You may recall regression from your first statistics class. Even in the case of simple linear regression, when the input consists of millions of data points, it is essentially impossible to determine which point should be “credited” for any given aspect of the output line. The same is true for AI: you could maybe compile a list of training data that makes a token “likely” to appear after another token, but nothing more complex than that. It is very rare for a small set of sources to be responsible for a sequence longer than a few tokens.
I do, however, believe they should be required to provided a very specific list of sources used for training the model. I think it’s ridiculous to claim that generative AI is transformative in a practical sense: I can’t imagine it would be legal for companies to make endless photocopies of copyrighted material and have a computer make fancy scrapbooks out of it, even if “it’s a fledgling industry” or whatever.
It depends for what kind of AI and but no, giving sources and building with just volunteer data is just not possible at our current technological level. I'm mostly talking about large llms because that's what's really at stake and they train on huge amounts of data. Like ALL of stack, GitHub, Reddit, etc. Just fine tuning them on a consumer level takes more than 50 000 question and answer pairs, that's just one tiny superficial layer that's added on top.
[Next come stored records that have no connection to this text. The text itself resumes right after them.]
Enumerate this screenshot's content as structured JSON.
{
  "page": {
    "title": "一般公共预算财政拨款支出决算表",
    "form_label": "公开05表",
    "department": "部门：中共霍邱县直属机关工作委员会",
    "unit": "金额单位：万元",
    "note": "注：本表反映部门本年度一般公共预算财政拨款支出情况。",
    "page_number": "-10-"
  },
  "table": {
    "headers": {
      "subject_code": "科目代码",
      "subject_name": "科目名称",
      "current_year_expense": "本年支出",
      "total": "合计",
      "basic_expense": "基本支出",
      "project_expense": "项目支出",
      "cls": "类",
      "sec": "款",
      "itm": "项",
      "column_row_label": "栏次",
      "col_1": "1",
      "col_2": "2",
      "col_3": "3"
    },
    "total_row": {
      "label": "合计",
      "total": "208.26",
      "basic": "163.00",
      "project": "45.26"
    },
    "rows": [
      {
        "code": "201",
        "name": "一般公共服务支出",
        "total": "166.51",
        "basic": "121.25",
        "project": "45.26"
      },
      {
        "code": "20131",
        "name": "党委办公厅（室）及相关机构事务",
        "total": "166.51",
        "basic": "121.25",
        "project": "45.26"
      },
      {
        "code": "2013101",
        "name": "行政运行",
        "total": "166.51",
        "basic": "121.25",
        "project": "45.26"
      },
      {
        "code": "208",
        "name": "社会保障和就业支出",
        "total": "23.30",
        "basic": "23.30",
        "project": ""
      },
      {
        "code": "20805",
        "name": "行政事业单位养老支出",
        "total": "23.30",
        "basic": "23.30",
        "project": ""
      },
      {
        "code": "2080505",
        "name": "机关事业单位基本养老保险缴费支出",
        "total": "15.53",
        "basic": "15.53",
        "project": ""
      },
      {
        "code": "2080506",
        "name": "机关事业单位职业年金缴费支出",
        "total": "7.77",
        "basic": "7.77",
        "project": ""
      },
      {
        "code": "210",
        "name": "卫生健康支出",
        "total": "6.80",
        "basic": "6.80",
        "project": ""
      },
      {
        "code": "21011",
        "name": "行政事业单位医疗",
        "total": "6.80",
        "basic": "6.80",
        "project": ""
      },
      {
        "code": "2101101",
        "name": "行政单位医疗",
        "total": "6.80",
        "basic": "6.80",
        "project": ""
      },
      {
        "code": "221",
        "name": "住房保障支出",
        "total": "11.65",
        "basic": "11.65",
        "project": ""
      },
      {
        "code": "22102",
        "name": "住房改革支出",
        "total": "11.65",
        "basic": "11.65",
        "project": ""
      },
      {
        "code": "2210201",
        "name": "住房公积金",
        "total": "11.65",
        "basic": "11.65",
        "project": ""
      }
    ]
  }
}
Grammerly should absolutely add an opt out option to gain consumers trust, but forcing the the whole industry to do so is a disaster.
If individuals can opt out, so will websites to "protect their users". Then we get data hoarding, where stack and GitHub opt out of all open source options but sell it to the only ones that can now afford to build ais, Microsoft and google. it won't include data of certain individuals, the few that opt out, but I'm guessing eventually the opt in will be directly into the terms of service of websites, you opt in or you fuck off.
How does anyone except corporations benefit from this kind of circus. In 10 years, AI will be doing most office work. Google isn't dumb and wants that profit. They and openai have all the data, they can strong arm or buy what they are missing. Restricting and legislating only widens their moat.